—Est-ce que vous n’avez pas fait la folie de demander deux bouteilles de vin à la Rebec? Vous en avez bu une avec votre petit, et j’ai à peine avalé trois gouttes de celle que vous aviez mise devant moi. Cependant vous les avez payées toutes les deux sans y regarder.
—Eh bien?
—Eh bien, j’ai mis dans mon panier celle qui n’avait pas été bue, parce que j’ai pensé que vous ou votre petit auriez soif en route; et la voilà.
—Tu es la fille la plus avisée que j’aie jamais rencontrée. Voyez! elle pleurait pourtant, cette pauvre enfant, en sortant de l’auberge! ça ne l’a pas empêchée de penser aux autres plus qu’à elle-même. Petite Marie, l’homme qui t’épousera ne sera pas sot.

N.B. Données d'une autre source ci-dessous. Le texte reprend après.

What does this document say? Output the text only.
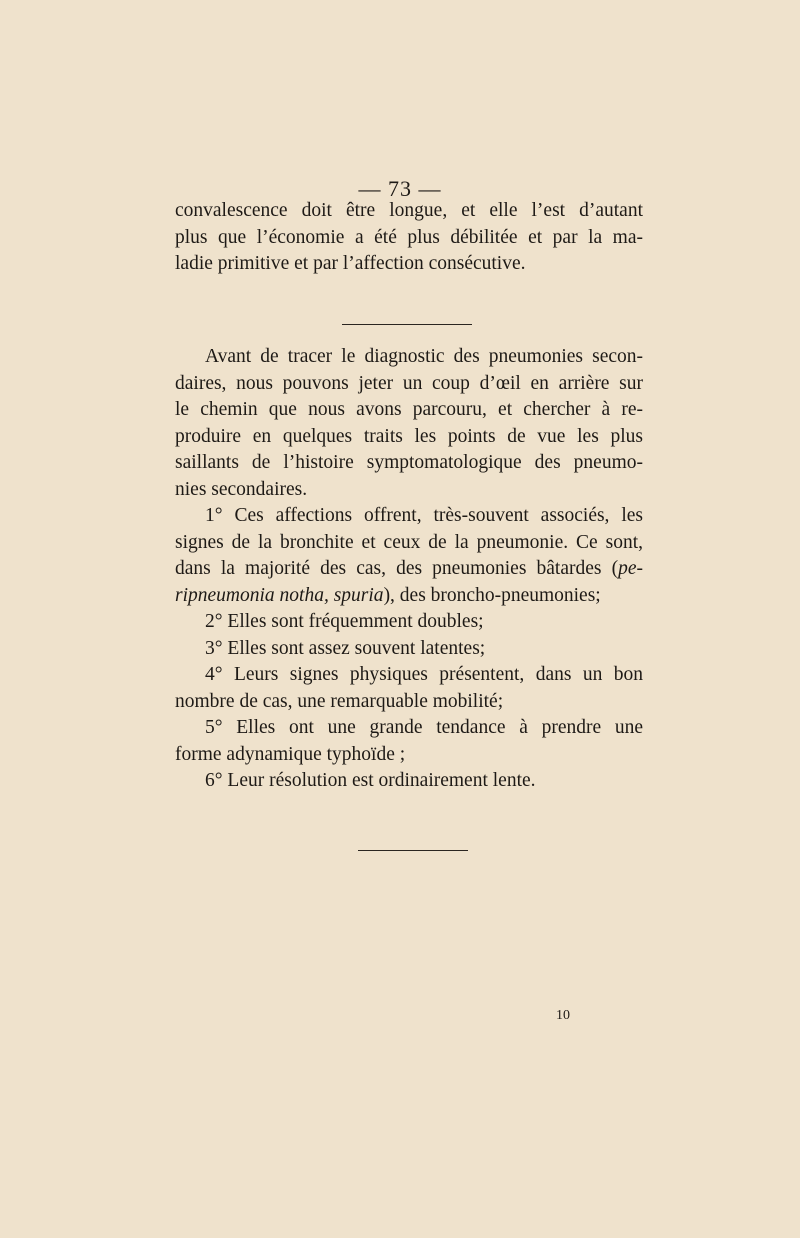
— 73 —
convalescence doit être longue, et elle l’est d’autant
plus que l’économie a été plus débilitée et par la ma-
ladie primitive et par l’affection consécutive.
Avant de tracer le diagnostic des pneumonies secon-
daires, nous pouvons jeter un coup d’œil en arrière sur
le chemin que nous avons parcouru, et chercher à re-
produire en quelques traits les points de vue les plus
saillants de l’histoire symptomatologique des pneumo-
nies secondaires.
1° Ces affections offrent, très-souvent associés, les
signes de la bronchite et ceux de la pneumonie. Ce sont,
dans la majorité des cas, des pneumonies bâtardes (pe-
ripneumonia notha, spuria), des broncho-pneumonies;
2° Elles sont fréquemment doubles;
3° Elles sont assez souvent latentes;
4° Leurs signes physiques présentent, dans un bon
nombre de cas, une remarquable mobilité;
5° Elles ont une grande tendance à prendre une
forme adynamique typhoïde ;
6° Leur résolution est ordinairement lente.
10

—Je l’espère, car je n’aimerais pas un sot. Allons, mangez vos perdrix, elles sont cuites à point; et, faute de pain, vous vous contenterez de châtaignes.
—Et où diable as-tu pris aussi des châtaignes?
—C’est bien étonnant! tout le long du chemin, j’en ai pris aux branches en passant, et j’en ai rempli mes poches.
—Et elles sont cuites aussi?
—A quoi donc aurais-je eu l’esprit si je ne les avais pas mises dans le feu dès qu’il a été allumé? Ça se fait toujours, aux champs.
—Ah çà, petite Marie, nous allons souper ensemble! je veux boire à ta santé et te souhaiter un bon mari… là, comme tu le souhaiterais toi-même. Dis-moi un peu cela!